Bird's Nest Bromeliads like to get some bright light, although you should be careful with full midday sunlight in case it's too hot for your plant, which may scorch it. Try diffusing the light somewhat using, for example, a sheer curtain.
If your plant is potted in soil, you need to make sure that it's a very well-draining soil, as Bird's Nest Bromeliads don't like to be waterlogged and they can be susceptible to developing root rot.
Ensure that the environment around your plant is sufficiently humid - as a tropical plant, they love humidity as they're used a rainforest environment.

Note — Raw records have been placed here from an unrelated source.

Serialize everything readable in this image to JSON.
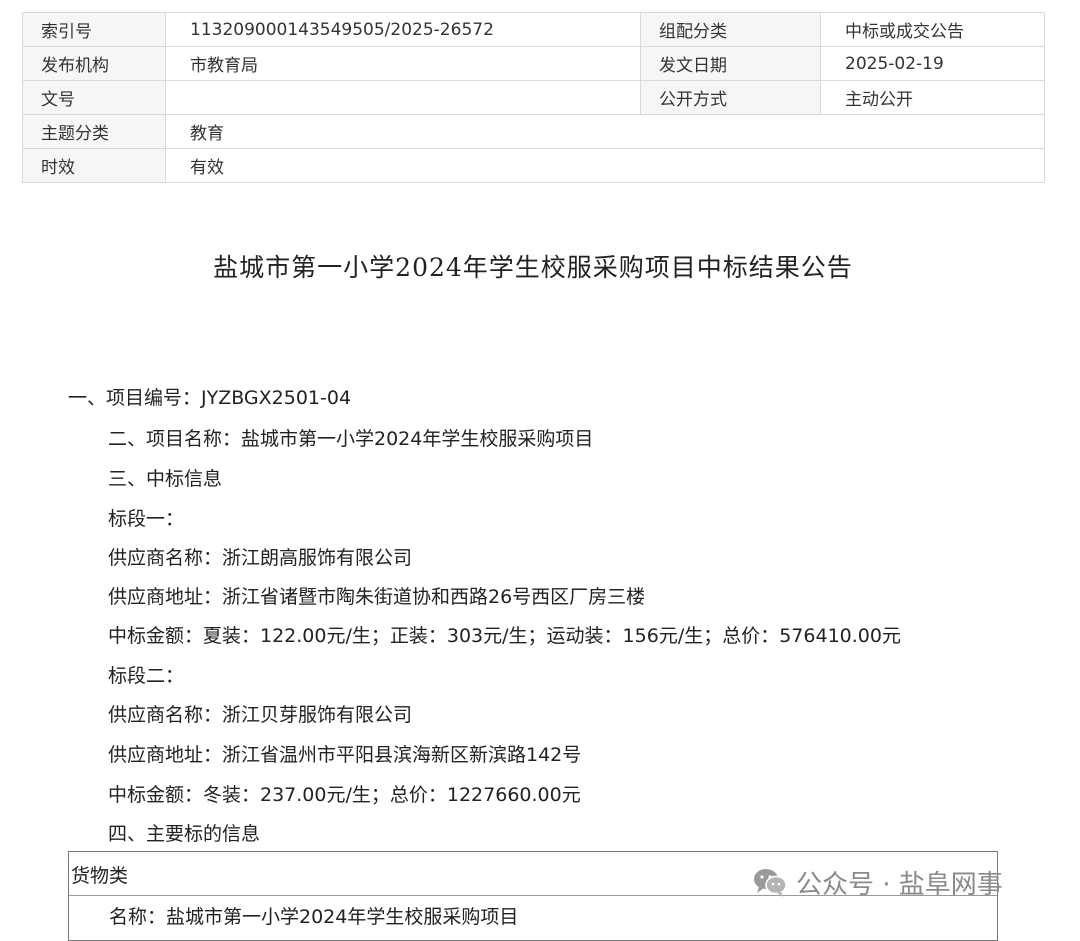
{
  "meta": {
    "rows": [
      {
        "k1": "索引号",
        "v1": "113209000143549505/2025-26572",
        "k2": "组配分类",
        "v2": "中标或成交公告"
      },
      {
        "k1": "发布机构",
        "v1": "市教育局",
        "k2": "发文日期",
        "v2": "2025-02-19"
      },
      {
        "k1": "文号",
        "v1": "",
        "k2": "公开方式",
        "v2": "主动公开"
      },
      {
        "k1": "主题分类",
        "v1": "教育"
      },
      {
        "k1": "时效",
        "v1": "有效"
      }
    ]
  },
  "document": {
    "title": "盐城市第一小学2024年学生校服采购项目中标结果公告",
    "lines": [
      "一、项目编号：JYZBGX2501-04",
      "二、项目名称：盐城市第一小学2024年学生校服采购项目",
      "三、中标信息",
      "标段一：",
      "供应商名称：浙江朗高服饰有限公司",
      "供应商地址：浙江省诸暨市陶朱街道协和西路26号西区厂房三楼",
      "中标金额：夏装：122.00元/生；正装：303元/生；运动装：156元/生；总价：576410.00元",
      "标段二：",
      "供应商名称：浙江贝芽服饰有限公司",
      "供应商地址：浙江省温州市平阳县滨海新区新滨路142号",
      "中标金额：冬装：237.00元/生；总价：1227660.00元",
      "四、主要标的信息"
    ],
    "goods": {
      "header": "货物类",
      "name_line": "名称：盐城市第一小学2024年学生校服采购项目"
    }
  },
  "watermark": {
    "text": "公众号 · 盐阜网事",
    "icon": "wechat-icon",
    "color": "#8a8a8a"
  }
}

It's very important to avoid overfertilizing your Bird's Nest Bromeliad, as it's easy to damage the foliage as a result of too much fertilizer. Signs include discoloration (such as yellowing or browning of the leaves), leaf deformation and spots developing on the leaves.
There are around 55 different species of Bird's Nest Bromeliads, although they're all known for their toothy edged, strap-shaped foliage and the rosette formation in which they grow. It's these things that give the Bird's Nest Bromeliad its name, as they're said to look like a typical common bird's nest!
The Bromeliaceae family contains many species - over 3500! One relative of the Bird's Nest Bromeliad is the common pineapple.
Some Bromeliads are terrestrial (meaning that they grow on the ground instead of 'in the air').